El valor de la estadística
Una cultura estadística madura
Luego de tres meses de esta locura de cuarentena, donde a diario vemos el reporte de cifras que reflejan la profunda crisis social, económica y sanitaria que atraviesa el mundo y, claro, Colombia, advertimos varias disciplinas que, casi sin proponérselo, han ganado protagonismo e impactarán la manera como viviremos la “postpandemia”.
Quiero referirme en este caso a la estadística, una ciencia que aplica la matemática y la lleva a un nivel de usos concretos que impactan la sociedad a todo nivel, pues no solo ayuda a entender nuestra realidad, sino que marca nuestro devenir, a partir de estimaciones y pronósticos que se hacen con los datos históricos y actuales. Resalto el papel de la estadística en medio de la pandemia, pues si bien hoy es portadora de noticias negativas, es la manera más confiable de entender la magnitud de la situación y ello nos permite tomar medidas para minimizar los riesgos y maximizar la probabilidad de superar esta crisis de la mejor manera.

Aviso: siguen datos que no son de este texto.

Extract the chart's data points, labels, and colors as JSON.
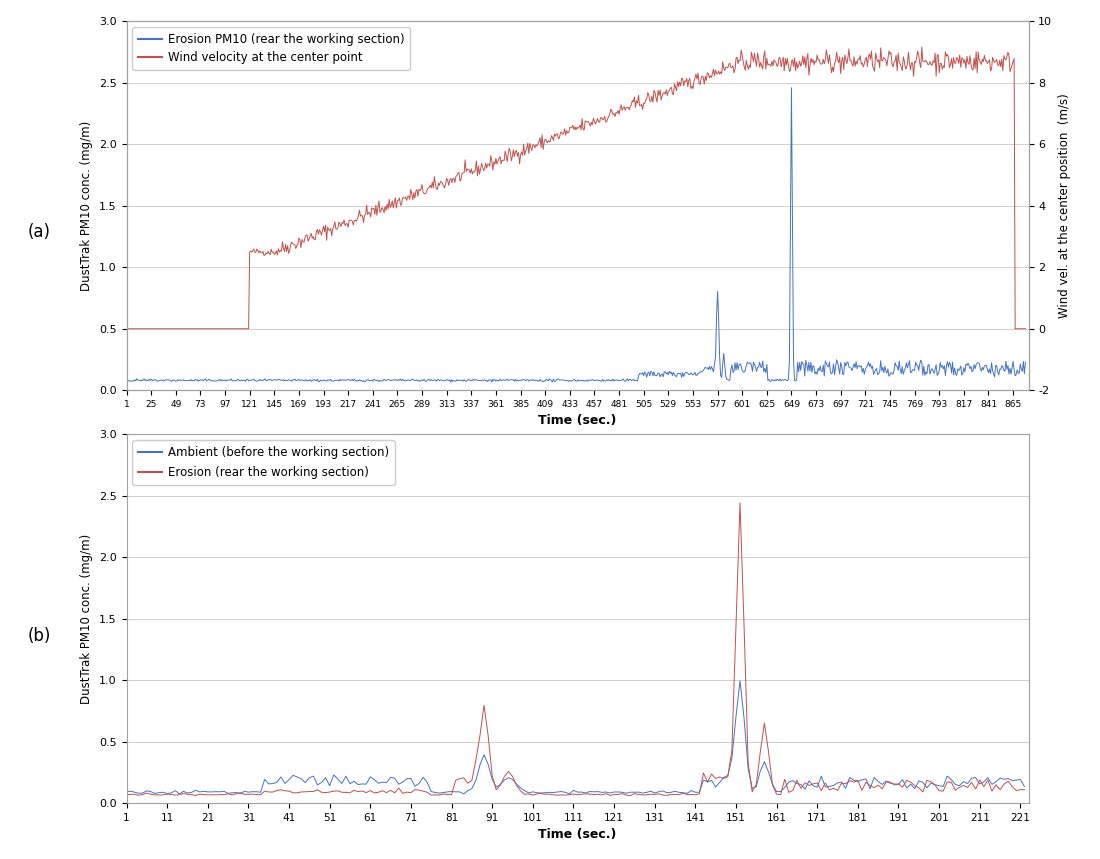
{
  "panel_a": {
    "xlabel": "Time (sec.)",
    "ylabel_left": "DustTrak PM10 conc. (mg/m)",
    "ylabel_right": "Wind vel. at the center position  (m/s)",
    "legend_blue": "Erosion PM10 (rear the working section)",
    "legend_red": "Wind velocity at the center point",
    "ylim_left": [
      0.0,
      3.0
    ],
    "ylim_right": [
      -2,
      10
    ],
    "yticks_left": [
      0.0,
      0.5,
      1.0,
      1.5,
      2.0,
      2.5,
      3.0
    ],
    "yticks_right": [
      -2,
      0,
      2,
      4,
      6,
      8,
      10
    ],
    "xtick_start": 1,
    "xtick_end": 865,
    "xtick_step": 24,
    "blue_color": "#4472C4",
    "red_color": "#C0504D",
    "xlim_max": 880
  },
  "panel_b": {
    "xlabel": "Time (sec.)",
    "ylabel_left": "DustTrak PM10 conc. (mg/m)",
    "legend_blue": "Ambient (before the working section)",
    "legend_red": "Erosion (rear the working section)",
    "ylim_left": [
      0.0,
      3.0
    ],
    "yticks_left": [
      0.0,
      0.5,
      1.0,
      1.5,
      2.0,
      2.5,
      3.0
    ],
    "xtick_start": 1,
    "xtick_end": 221,
    "xtick_step": 10,
    "blue_color": "#4472C4",
    "red_color": "#C0504D",
    "xlim_max": 223
  },
  "label_a": "(a)",
  "label_b": "(b)",
  "bg_color": "#FFFFFF",
  "panel_bg": "#FFFFFF",
  "grid_color": "#C8C8C8",
  "border_color": "#A0A0A0"
}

Gracias a la estadística podemos cuantificar el impacto de la pandemia en aspectos como empleo, costo de vida, efectividad de las políticas públicas de mitigación del virus, nivel de inversión y su efectividad; incluso, consultando los indicadores nos mantenemos alerta cada día para saber las cifras de contagios, muertos, pruebas y casos superados; información fundamental para la toma de decisiones de los gobernantes.
Sin duda, esta pandemia catapultó a la estadística como protagonista, pues si bien se habla de epidemiólogos, economistas, expertos en salud y científicos de diferentes áreas, todos ellos soportan sus argumentos en cifras y cálculos estadísticos. Aunque el ciudadano común poco conoce de esta disciplina, tiene un profundo impacto en el mundo moderno, donde los datos crecen exponencialmente, pero es gracias a la estadística que se traducen en algo práctico y funcional.

Mucho se ha dicho de la necesidad de cuidar el tipo de información que consumimos, pues si bien la red nos acerca al mundo, también es un mar de basura lleno de falsos datos; es en ese contexto donde las cifras emitidas por las entidades oficiales generan confianza y crean sanos rituales de consumo de información. En síntesis, la estadística es garante de la credibilidad y transparencia de los estados, así como de la sociedad en general.
Ahora bien, para que una sociedad le dé importancia a la estadística debe avanzar en la implementación de instrumentos (los mecanismos que permiten la captura de la información) que supongan mayor precisión. Lo anterior implica respeto por los entes que generan las cifras y, claro, también una cultura estadística madura, que permita el reporte de nuestra información de manera correcta y responsable, siendo a la vez consumidores de cifras desde una óptica crítica. Un país sin cultura estadística es presa fácil de la desinformación, por lo que podría derivar en un estado ciego y sin libertades.